In the first instance, the Labor Court dismissed the application, whereupon the Regional Labor Court upheld the works council’s appeal. With their appeal, the employers intended to have the Regional Labor Court’s decision revoked.

The appeal before the BAG was successful. According to the court, the works council had no right to initiate the introduction of a time recording system within the company, since an existing legal regulation blocked the works council’s co-determination in this regard. The obligation to introduce a time recording system was based upon the general provision pursuant to Art. 3 (2) No. 1 ArbSchG. The BAG refers to an interpretation of the ArbSchG in line with European law and thus on the ECJ’s “time-clock decision”. According to an interpretation in line with European law, such provision also included the employers’ general obligation to introduce a system allowing the recording of daily working hours performed by their employees which documents the start and end, and thus the duration of working hours including overtime.

Consequences for practice

Even if the BAG’s decision comes as a surprise, the requirements pursuant to the German Working Hours Act are not going to change for the time being. Besides their obligation to document overtime as well as work on Sundays and public holidays, however, employers are, with immediate effect, legally obliged to implement a system allowing for the recording and documentation of the working hours’ beginning, end and duration including overtime. Unless the legislator defines more specific rules, there is some leeway for employers in determining, among other things, such system’s form. In particular, working hours must not mandatorily be recorded in electronic form.

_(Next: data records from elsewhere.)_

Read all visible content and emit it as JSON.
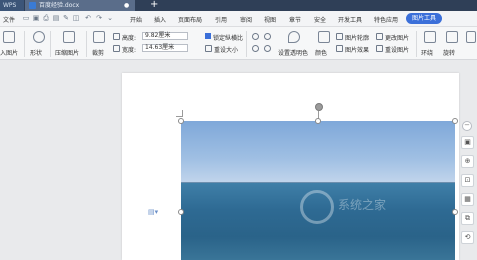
{
  "titlebar": {
    "app_tab": "WPS",
    "doc_tab": "百度经验.docx",
    "add_tab": "+"
  },
  "menubar": {
    "file": "文件",
    "items": [
      "开始",
      "插入",
      "页面布局",
      "引用",
      "审阅",
      "视图",
      "章节",
      "安全",
      "开发工具",
      "特色应用"
    ],
    "active": "图片工具"
  },
  "ribbon": {
    "insert_picture": "入图片",
    "shape": "形状",
    "compress": "压缩图片",
    "crop": "裁剪",
    "height_label": "高度:",
    "height_value": "9.82厘米",
    "width_label": "宽度:",
    "width_value": "14.63厘米",
    "lock_ratio": "锁定纵横比",
    "reset_size": "重设大小",
    "set_transparent": "设置透明色",
    "color": "颜色",
    "picture_outline": "图片轮廓",
    "change_picture": "更改图片",
    "picture_effect": "图片效果",
    "reset_picture": "重设图片",
    "wrap": "环绕",
    "rotate": "旋转"
  },
  "watermark": {
    "text": "系统之家"
  },
  "float_toolbar": {
    "minimize": "−"
  },
  "colors": {
    "title_bg": "#2f3f57",
    "accent": "#3b6fd9",
    "sky": "#8fb4de",
    "sea": "#2e6a93"
  }
}
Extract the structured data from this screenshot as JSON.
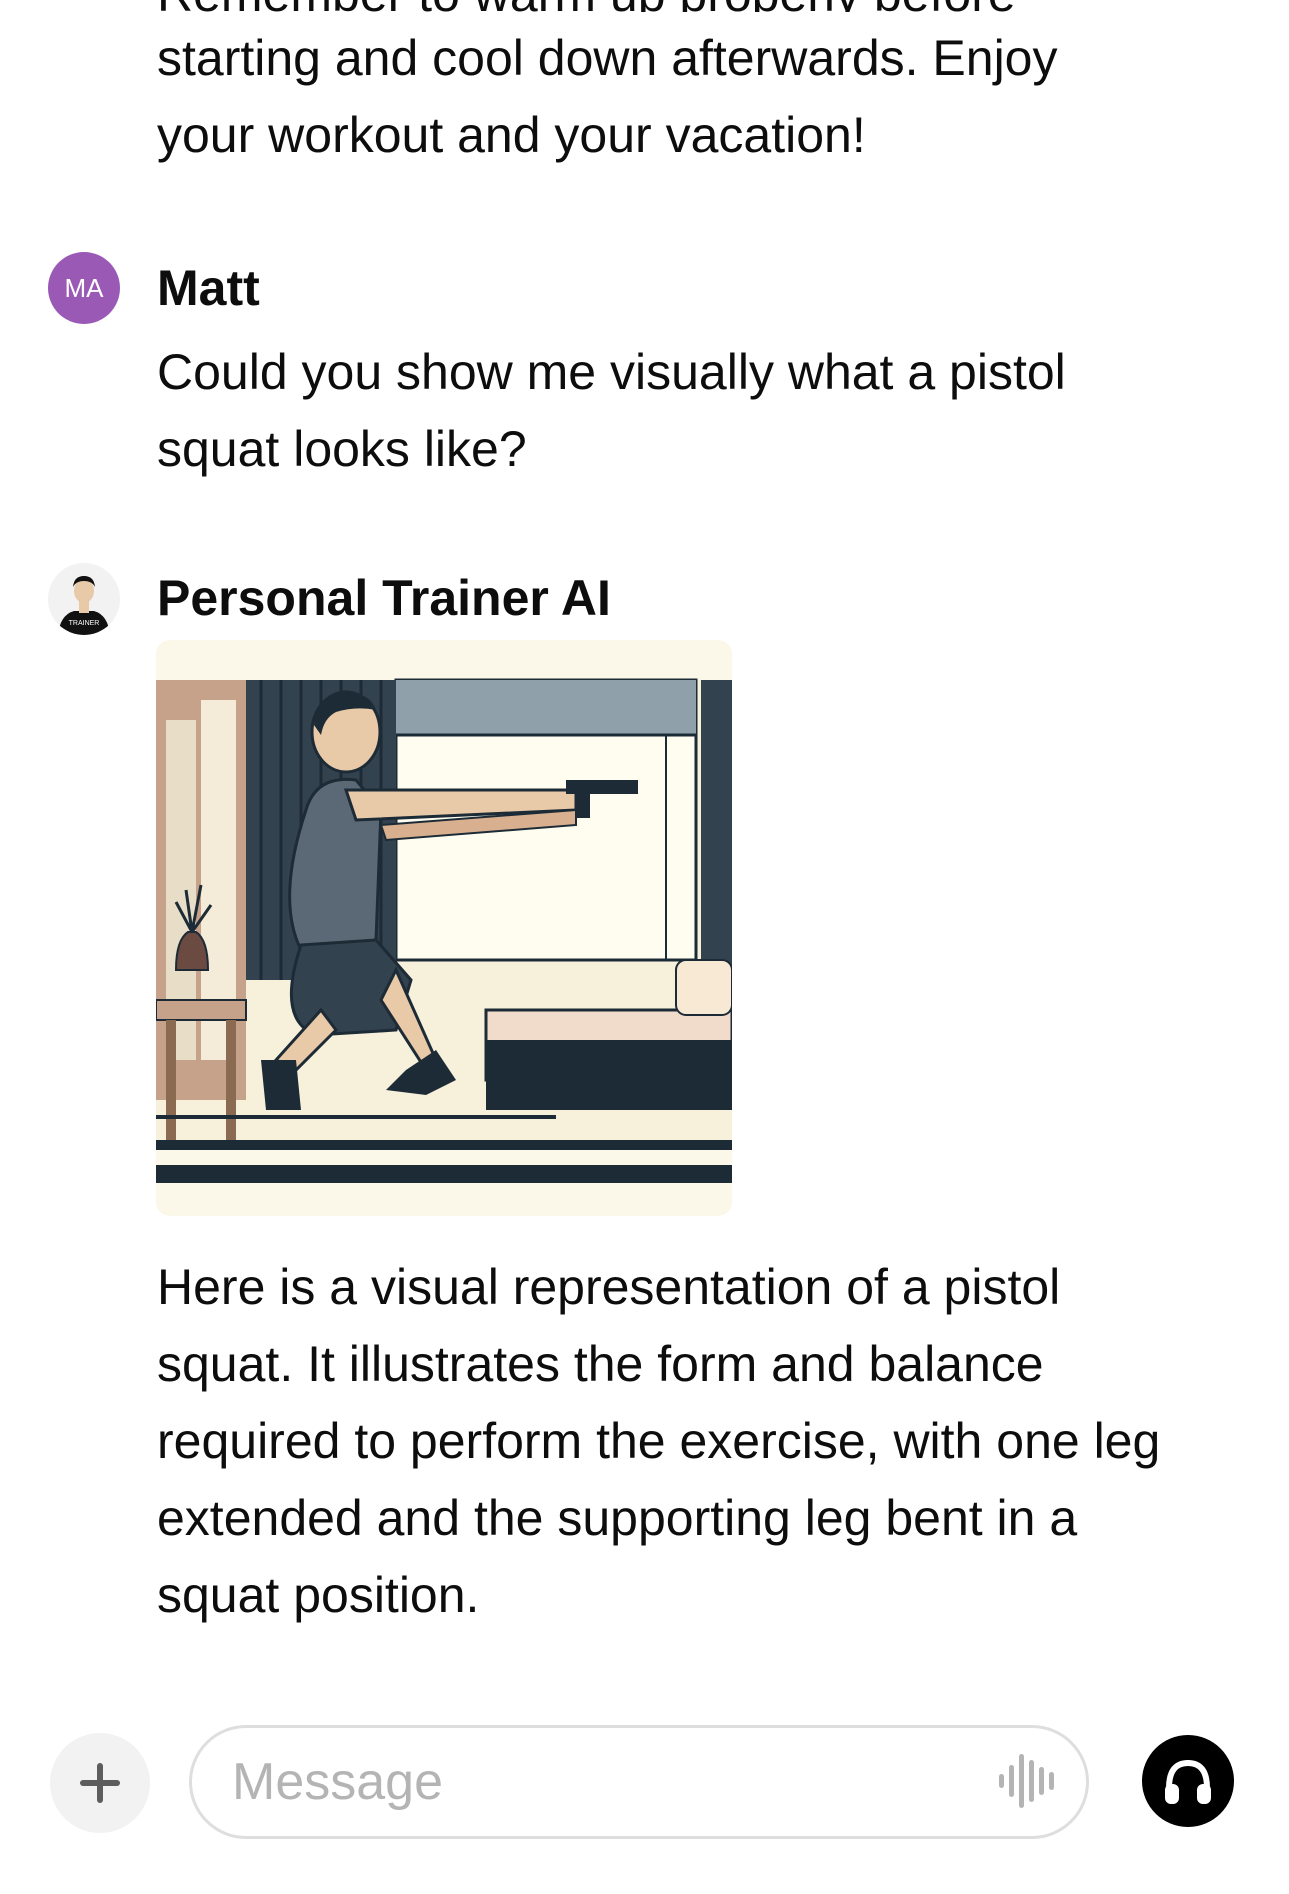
{
  "conversation": {
    "previous_message_tail": {
      "line_partial": "Remember to warm up properly before",
      "text": "starting and cool down afterwards. Enjoy your workout and your vacation!"
    },
    "user_message": {
      "avatar_initials": "MA",
      "avatar_color": "#9b59b6",
      "author": "Matt",
      "text": "Could you show me visually what a pistol squat looks like?"
    },
    "assistant_message": {
      "author": "Personal Trainer AI",
      "avatar_icon": "trainer-avatar-icon",
      "avatar_shirt_text": "TRAINER",
      "image_icon": "pistol-squat-illustration",
      "text": "Here is a visual representation of a pistol squat. It illustrates the form and balance required to perform the exercise, with one leg extended and the supporting leg bent in a squat position."
    }
  },
  "composer": {
    "placeholder": "Message",
    "attach_icon": "plus-icon",
    "voice_icon": "waveform-icon",
    "voice_mode_icon": "headphones-icon"
  }
}
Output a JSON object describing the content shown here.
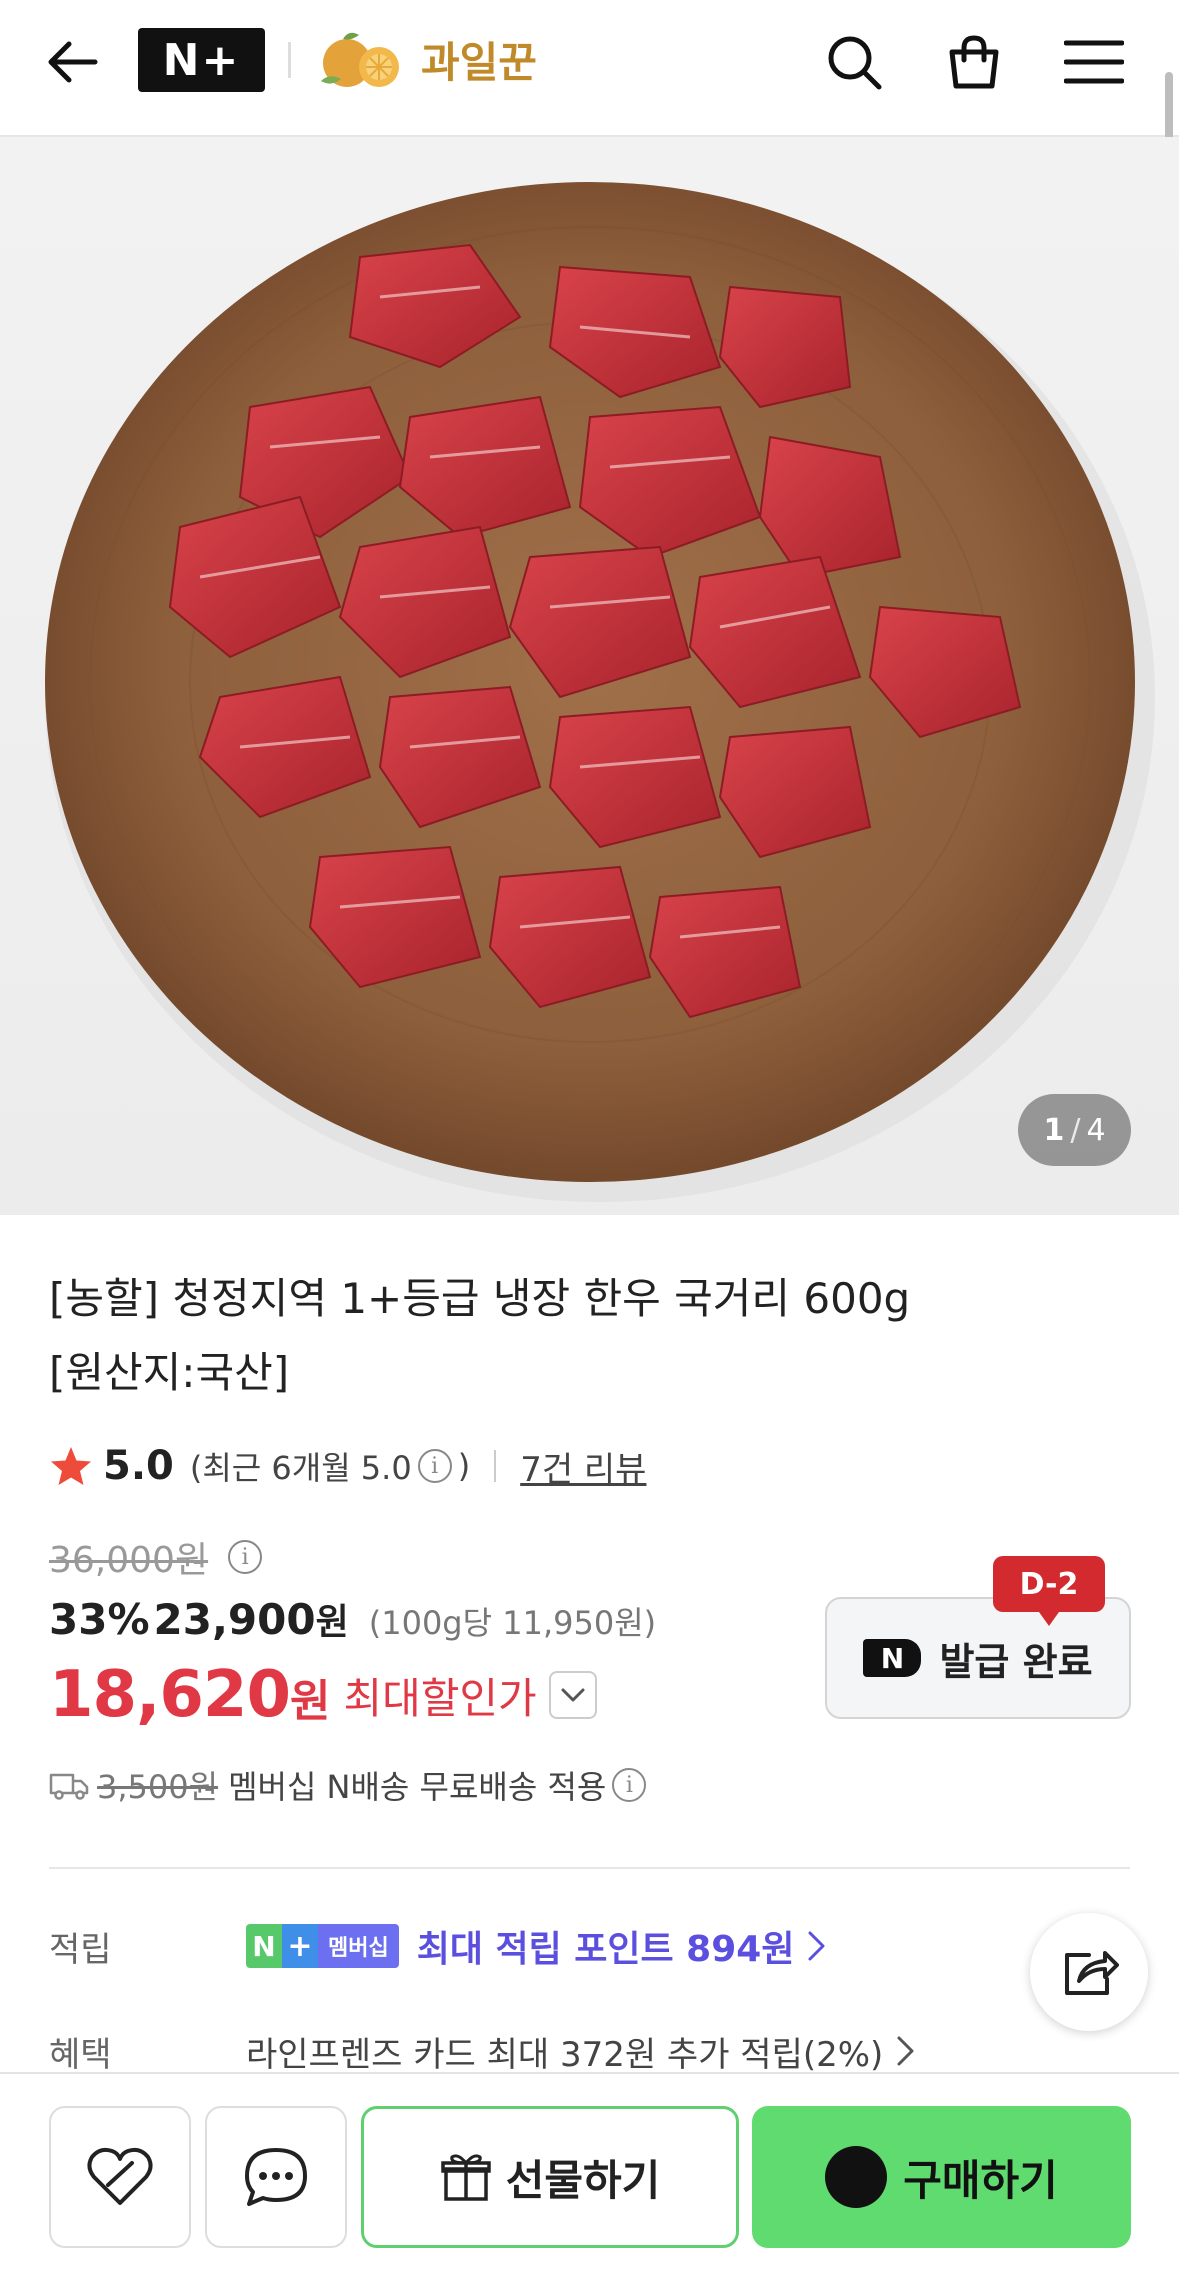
{
  "header": {
    "back_icon": "arrow-left-icon",
    "nplus_label": "N+",
    "store_name": "과일꾼",
    "icons": [
      "search-icon",
      "shopping-bag-icon",
      "menu-icon"
    ]
  },
  "gallery": {
    "current": "1",
    "separator": "/",
    "total": "4"
  },
  "product": {
    "title_line1": "[농할] 청정지역 1+등급 냉장 한우 국거리 600g",
    "title_line2": "[원산지:국산]",
    "rating": "5.0",
    "rating_recent_prefix": "(최근 6개월 5.0",
    "rating_recent_suffix": ")",
    "review_link": "7건 리뷰",
    "original_price": "36,000원",
    "discount": "33%",
    "sale_price_number": "23,900",
    "sale_price_unit": "원",
    "unit_price": "(100g당 11,950원)",
    "max_price_number": "18,620",
    "max_price_unit": "원",
    "max_price_label": "최대할인가",
    "coupon_badge": "D-2",
    "coupon_n": "N",
    "coupon_label": "발급 완료",
    "shipping_original": "3,500원",
    "shipping_text": "멤버십 N배송 무료배송 적용"
  },
  "points": {
    "label": "적립",
    "badge_n": "N",
    "badge_plus": "+",
    "badge_text": "멤버십",
    "text": "최대 적립 포인트 894원"
  },
  "benefits": {
    "label": "혜택",
    "text": "라인프렌즈 카드 최대 372원 추가 적립(2%)"
  },
  "bottom_bar": {
    "gift_label": "선물하기",
    "buy_n": "N",
    "buy_label": "구매하기"
  },
  "colors": {
    "accent_red": "#e03845",
    "accent_green": "#5fdb70",
    "accent_purple": "#5b4fe0",
    "dday_red": "#d32a2f"
  }
}
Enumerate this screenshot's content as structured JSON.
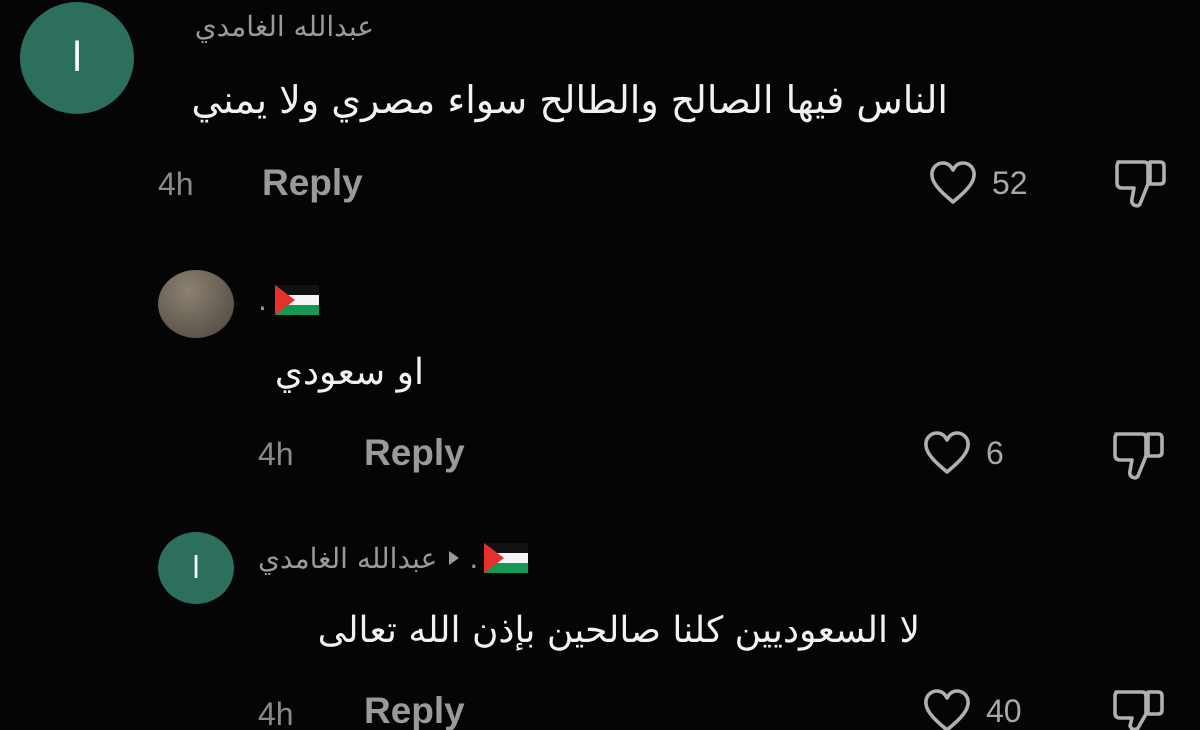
{
  "theme": {
    "background": "#050505",
    "avatar_color": "#2b6f5c",
    "text_primary": "#f2f2f2",
    "text_secondary": "#9a9a9a"
  },
  "comments": [
    {
      "avatar_letter": "ا",
      "username": "عبدالله الغامدي",
      "text": "الناس فيها الصالح والطالح سواء مصري ولا يمني",
      "time": "4h",
      "reply_label": "Reply",
      "likes": "52",
      "icons": [
        "heart-icon",
        "thumbs-down-icon"
      ]
    },
    {
      "username_flag": "palestine-flag",
      "username_suffix": ".",
      "text": "او سعودي",
      "time": "4h",
      "reply_label": "Reply",
      "likes": "6",
      "icons": [
        "heart-icon",
        "thumbs-down-icon"
      ]
    },
    {
      "avatar_letter": "ا",
      "username": "عبدالله الغامدي",
      "reply_to_flag": "palestine-flag",
      "reply_to_suffix": ".",
      "text": "لا السعوديين كلنا صالحين بإذن الله تعالى",
      "time": "4h",
      "reply_label": "Reply",
      "likes": "40",
      "icons": [
        "heart-icon",
        "thumbs-down-icon"
      ]
    }
  ]
}
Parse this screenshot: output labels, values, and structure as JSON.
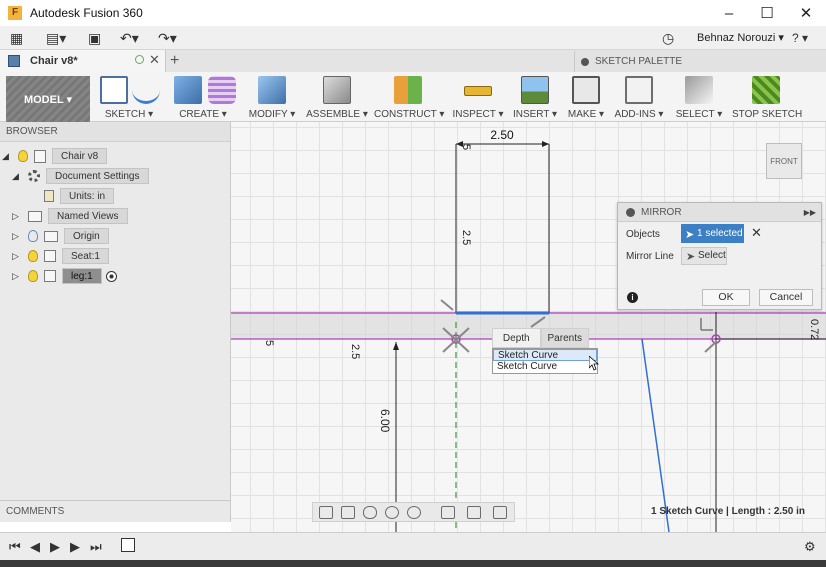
{
  "window": {
    "title": "Autodesk Fusion 360",
    "controls": [
      "–",
      "☐",
      "✕"
    ]
  },
  "quick_access": {
    "user": "Behnaz Norouzi ▾",
    "help": "? ▾"
  },
  "doc_tab": {
    "name": "Chair v8*",
    "new_tab": "+"
  },
  "palette": {
    "header": "SKETCH PALETTE"
  },
  "toolbar": {
    "workspace": "MODEL ▾",
    "groups": [
      {
        "label": "SKETCH ▾"
      },
      {
        "label": "CREATE ▾"
      },
      {
        "label": "MODIFY ▾"
      },
      {
        "label": "ASSEMBLE ▾"
      },
      {
        "label": "CONSTRUCT ▾"
      },
      {
        "label": "INSPECT ▾"
      },
      {
        "label": "INSERT ▾"
      },
      {
        "label": "MAKE ▾"
      },
      {
        "label": "ADD-INS ▾"
      },
      {
        "label": "SELECT ▾"
      },
      {
        "label": "STOP SKETCH"
      }
    ]
  },
  "browser": {
    "header": "BROWSER",
    "items": [
      {
        "label": "Chair v8"
      },
      {
        "label": "Document Settings"
      },
      {
        "label": "Units: in"
      },
      {
        "label": "Named Views"
      },
      {
        "label": "Origin"
      },
      {
        "label": "Seat:1"
      },
      {
        "label": "leg:1"
      }
    ]
  },
  "comments": "COMMENTS",
  "viewcube": {
    "label": "FRONT"
  },
  "dimensions": {
    "width": "2.50",
    "vert_left": "2.5",
    "lower": "2.5",
    "height": "6.00",
    "right": "0.72",
    "left_edge": "5"
  },
  "mirror": {
    "title": "MIRROR",
    "objects_label": "Objects",
    "objects_value": "1 selected",
    "mirror_line_label": "Mirror Line",
    "mirror_line_value": "Select",
    "ok": "OK",
    "cancel": "Cancel"
  },
  "context_menu": {
    "tabs": [
      "Depth",
      "Parents"
    ],
    "items": [
      "Sketch Curve",
      "Sketch Curve"
    ]
  },
  "status": "1 Sketch Curve | Length : 2.50 in",
  "colors": {
    "accent": "#3c7fc4",
    "profile_line": "#b040b8",
    "sketch_blue": "#2f6fd6",
    "construction": "#3a9a3a"
  }
}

In accordance with EU law, it is also not excluded to delegate the recording of the respective working hours to the employees. However, when introducing a time recording system, it is to be taken into account that the improvement of the employees’ safety and health protection at work constitute objectives which must not be subordinated to merely economic considerations. It should also be noted that this does not automatically entail the end of trust-based working time. Rather, working hours must also be recorded within the scope of a trust-based working time system to the aforementioned extent. It remains to be seen what changes will be passed by the legislator in connection with documentation requirements. According to information from the German Ministry of Labor, a new regulation is to be expected in the first quarter of the new year.